L’ATTUALITÀ DELLA MOSTRA A TORINO
A rendere la mostra carica di spunti di riflessione sullo Zeitgeist attuale è la presenza di numerosi fenomeni, sociali e tecnologici, che tra la metà dell’Ottocento e gli albori del secolo successivo hanno iniziato a fare breccia nella sensibilità degli artisti: uno su tutti è l’avvento di un medium rivoluzionario come la fotografia. E se al giorno d’oggi artisti e illustratori guardano con fascino e timore a una tecnologia come quella delle Intelligenze Artificiali, lo stesso si può dire per tutti quei pittori che nel pieno del XIX secolo si sono ritrovati a dover fare i conti con dagherrotipi e altri apparecchi fotografici. Lo stretto rapporto che intercorre tra le varie tecniche artistiche dell’epoca è infatti evidente in opere come lo stupefacente Una visita schermita di Alberto Maso Gilli, L’agguato di Giovanni Battista Quadrone e Una lezione di ballo di Filippo Carcano nei quali, tanto per la composizione quanto per il taglio prospettico, l’influenza della fotografia è così esplicita da superare i confini della pittura stessa. Le riflessioni sulla natura mutevole delle immagini non sono però le uniche a definire dei punti di contatto con la società nella quale ci stiamo muovendo adesso. In molte delle tele presentate sono infatti evidenti sia riferimenti a un certo patriottismo (rintracciabile soprattutto nei ritratti dell’emblematico Pietro Micca eseguiti rispettivamente da Andrea Gastaldi e Luigi Di Giovanni), con relative considerazioni sulla futilità della guerra, che a una particolare riconsiderazione della figura femminile.

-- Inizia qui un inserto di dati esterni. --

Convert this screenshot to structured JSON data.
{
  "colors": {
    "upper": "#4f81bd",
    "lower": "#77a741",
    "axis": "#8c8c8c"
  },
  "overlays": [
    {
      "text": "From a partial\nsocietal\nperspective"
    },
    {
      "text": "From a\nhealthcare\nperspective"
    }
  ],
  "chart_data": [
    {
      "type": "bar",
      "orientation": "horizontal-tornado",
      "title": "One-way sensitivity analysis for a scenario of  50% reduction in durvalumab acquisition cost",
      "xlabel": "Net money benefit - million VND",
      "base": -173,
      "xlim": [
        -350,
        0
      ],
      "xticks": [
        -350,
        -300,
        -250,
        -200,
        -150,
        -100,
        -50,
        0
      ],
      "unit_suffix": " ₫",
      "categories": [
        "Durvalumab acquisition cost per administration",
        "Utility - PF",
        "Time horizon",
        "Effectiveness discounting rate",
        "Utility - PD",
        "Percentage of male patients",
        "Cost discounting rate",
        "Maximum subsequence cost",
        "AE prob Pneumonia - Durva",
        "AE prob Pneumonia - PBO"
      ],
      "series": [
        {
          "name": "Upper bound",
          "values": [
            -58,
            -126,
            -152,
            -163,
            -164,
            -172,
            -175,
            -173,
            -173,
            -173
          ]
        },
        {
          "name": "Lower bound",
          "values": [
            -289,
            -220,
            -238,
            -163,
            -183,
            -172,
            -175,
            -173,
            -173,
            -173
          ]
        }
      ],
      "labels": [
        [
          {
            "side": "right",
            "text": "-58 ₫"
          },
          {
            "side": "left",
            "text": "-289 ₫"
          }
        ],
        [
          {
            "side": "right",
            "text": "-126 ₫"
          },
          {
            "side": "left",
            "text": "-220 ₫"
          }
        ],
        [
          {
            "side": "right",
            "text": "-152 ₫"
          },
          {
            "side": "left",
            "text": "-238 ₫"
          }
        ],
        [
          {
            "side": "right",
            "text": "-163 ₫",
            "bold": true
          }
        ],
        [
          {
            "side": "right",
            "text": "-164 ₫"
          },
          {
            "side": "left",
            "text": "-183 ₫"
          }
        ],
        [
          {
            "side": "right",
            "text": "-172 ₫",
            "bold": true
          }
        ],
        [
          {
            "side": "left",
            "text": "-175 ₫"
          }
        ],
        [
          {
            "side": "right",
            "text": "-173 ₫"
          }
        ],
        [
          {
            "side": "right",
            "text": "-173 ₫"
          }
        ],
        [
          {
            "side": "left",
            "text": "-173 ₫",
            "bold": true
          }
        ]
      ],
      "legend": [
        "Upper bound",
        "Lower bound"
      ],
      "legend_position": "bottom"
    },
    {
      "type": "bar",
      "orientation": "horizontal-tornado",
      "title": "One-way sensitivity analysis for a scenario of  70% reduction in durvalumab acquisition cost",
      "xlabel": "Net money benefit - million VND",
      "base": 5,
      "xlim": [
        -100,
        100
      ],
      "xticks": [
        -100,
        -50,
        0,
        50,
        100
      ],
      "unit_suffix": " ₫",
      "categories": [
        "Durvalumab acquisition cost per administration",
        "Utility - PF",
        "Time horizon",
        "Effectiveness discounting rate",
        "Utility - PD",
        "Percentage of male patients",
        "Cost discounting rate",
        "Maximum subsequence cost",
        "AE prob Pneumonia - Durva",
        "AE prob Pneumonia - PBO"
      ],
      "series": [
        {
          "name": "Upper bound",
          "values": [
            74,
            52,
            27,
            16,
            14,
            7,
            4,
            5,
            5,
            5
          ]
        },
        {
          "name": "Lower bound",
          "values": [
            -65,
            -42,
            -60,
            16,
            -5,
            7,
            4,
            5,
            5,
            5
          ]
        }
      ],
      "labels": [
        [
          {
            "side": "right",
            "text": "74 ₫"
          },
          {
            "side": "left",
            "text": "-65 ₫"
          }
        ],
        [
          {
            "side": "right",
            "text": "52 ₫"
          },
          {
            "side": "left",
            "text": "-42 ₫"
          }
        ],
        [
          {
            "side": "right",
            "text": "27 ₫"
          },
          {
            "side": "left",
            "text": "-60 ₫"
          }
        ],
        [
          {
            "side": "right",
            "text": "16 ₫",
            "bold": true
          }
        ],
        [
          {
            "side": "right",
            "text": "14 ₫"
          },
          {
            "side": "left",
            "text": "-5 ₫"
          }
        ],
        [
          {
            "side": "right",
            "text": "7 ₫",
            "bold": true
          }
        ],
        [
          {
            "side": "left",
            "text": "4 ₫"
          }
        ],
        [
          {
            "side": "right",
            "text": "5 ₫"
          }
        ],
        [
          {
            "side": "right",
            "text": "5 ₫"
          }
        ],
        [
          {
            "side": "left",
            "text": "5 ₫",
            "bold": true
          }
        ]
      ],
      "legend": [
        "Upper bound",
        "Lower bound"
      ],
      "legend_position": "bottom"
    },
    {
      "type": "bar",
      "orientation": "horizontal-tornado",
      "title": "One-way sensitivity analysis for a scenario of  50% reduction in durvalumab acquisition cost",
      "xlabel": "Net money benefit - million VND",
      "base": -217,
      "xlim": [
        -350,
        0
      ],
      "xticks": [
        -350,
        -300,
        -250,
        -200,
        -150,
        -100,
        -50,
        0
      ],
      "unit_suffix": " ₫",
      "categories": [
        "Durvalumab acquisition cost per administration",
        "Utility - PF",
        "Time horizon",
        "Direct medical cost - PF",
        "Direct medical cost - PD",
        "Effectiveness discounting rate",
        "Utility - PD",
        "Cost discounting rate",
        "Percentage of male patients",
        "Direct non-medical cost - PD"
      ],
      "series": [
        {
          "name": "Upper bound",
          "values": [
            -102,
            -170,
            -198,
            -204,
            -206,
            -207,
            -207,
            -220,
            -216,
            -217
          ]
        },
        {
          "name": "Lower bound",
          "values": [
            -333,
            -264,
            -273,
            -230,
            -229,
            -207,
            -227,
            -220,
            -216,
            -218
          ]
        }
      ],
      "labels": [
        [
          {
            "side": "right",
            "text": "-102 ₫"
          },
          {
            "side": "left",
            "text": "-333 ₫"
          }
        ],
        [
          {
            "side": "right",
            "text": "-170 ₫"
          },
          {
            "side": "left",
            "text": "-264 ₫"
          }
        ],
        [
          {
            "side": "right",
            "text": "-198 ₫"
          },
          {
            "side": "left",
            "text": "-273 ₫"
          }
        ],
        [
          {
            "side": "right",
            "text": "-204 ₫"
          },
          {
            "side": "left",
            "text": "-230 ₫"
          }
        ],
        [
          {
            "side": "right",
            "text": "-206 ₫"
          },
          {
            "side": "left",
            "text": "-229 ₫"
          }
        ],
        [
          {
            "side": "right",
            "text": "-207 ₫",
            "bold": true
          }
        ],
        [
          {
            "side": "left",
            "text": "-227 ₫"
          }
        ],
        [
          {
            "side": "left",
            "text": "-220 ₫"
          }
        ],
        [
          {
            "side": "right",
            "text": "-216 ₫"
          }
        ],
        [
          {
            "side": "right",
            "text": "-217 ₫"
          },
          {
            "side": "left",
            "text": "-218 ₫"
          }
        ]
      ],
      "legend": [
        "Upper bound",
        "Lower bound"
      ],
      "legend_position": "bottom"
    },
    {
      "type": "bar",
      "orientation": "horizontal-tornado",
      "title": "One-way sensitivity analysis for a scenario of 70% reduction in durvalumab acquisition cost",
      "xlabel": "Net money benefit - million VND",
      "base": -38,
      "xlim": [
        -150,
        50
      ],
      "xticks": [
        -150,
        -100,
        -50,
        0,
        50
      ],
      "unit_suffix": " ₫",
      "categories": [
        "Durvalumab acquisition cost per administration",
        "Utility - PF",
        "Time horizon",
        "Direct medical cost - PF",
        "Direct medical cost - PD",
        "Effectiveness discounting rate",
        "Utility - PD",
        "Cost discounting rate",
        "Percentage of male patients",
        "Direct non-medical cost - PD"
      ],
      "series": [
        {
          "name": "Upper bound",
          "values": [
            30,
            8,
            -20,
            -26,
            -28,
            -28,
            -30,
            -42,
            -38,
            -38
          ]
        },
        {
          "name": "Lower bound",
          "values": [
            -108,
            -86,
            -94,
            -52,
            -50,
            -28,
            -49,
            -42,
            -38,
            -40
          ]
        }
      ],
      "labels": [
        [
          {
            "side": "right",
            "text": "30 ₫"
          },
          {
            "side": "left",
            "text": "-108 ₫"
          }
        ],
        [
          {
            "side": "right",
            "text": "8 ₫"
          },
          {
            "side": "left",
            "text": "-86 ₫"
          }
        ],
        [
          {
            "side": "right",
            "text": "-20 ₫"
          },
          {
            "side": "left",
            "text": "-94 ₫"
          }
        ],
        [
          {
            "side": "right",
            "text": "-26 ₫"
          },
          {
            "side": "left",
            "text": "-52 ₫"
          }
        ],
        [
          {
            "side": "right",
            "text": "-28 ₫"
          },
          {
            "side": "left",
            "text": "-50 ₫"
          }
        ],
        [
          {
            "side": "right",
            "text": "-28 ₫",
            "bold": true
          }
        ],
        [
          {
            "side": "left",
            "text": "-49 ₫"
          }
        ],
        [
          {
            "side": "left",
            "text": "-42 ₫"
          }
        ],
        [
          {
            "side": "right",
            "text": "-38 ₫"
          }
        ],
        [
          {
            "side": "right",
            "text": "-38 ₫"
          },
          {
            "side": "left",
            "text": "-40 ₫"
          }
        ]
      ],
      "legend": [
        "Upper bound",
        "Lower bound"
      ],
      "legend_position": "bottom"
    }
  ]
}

LA CONCEZIONE DELLA DONNA TRA IERI E OGGI
Esibita in atteggiamenti e forme sempre cangianti, la donna costituisce uno dei fil rouge della mostra: dallo scandaloso corpo martoriato che Francesco Mosso ha ben rappresentato nel suo La femme de Claude/L’adultera (che in qualche modo sembra anticipare di circa cento anni le delicate questioni sollevate dall’ormai celebre autoritratto di Nan Goldin) fino alle idilliache interpretazioni di chiara matrice simbolista concepite da Giulio Aristide Sartorio e Cesare Saccaggi. Fra le numerose opere che forniscono molteplici ritratti dell’universo femminile è d’obbligo ricordare Il dettato di Demetrio Cosola (dal quale emerge l’importanza culturale di un ruolo come quello della maestra elementare), il meraviglioso Nuda di Giacomo Grosso e le commoventi immagini materne presenti nella scultura di Medardo Rosso, Enfant au sein, e nel dipinto Triste madre di Evangelina Alciati. Capolavori carichi di pathos, questi ultimi, che chiudono idealmente l’esposizione lasciando allo spettatore un senso di speranza e responsabilità propedeutiche per accogliere il futuro nel migliore dei modi.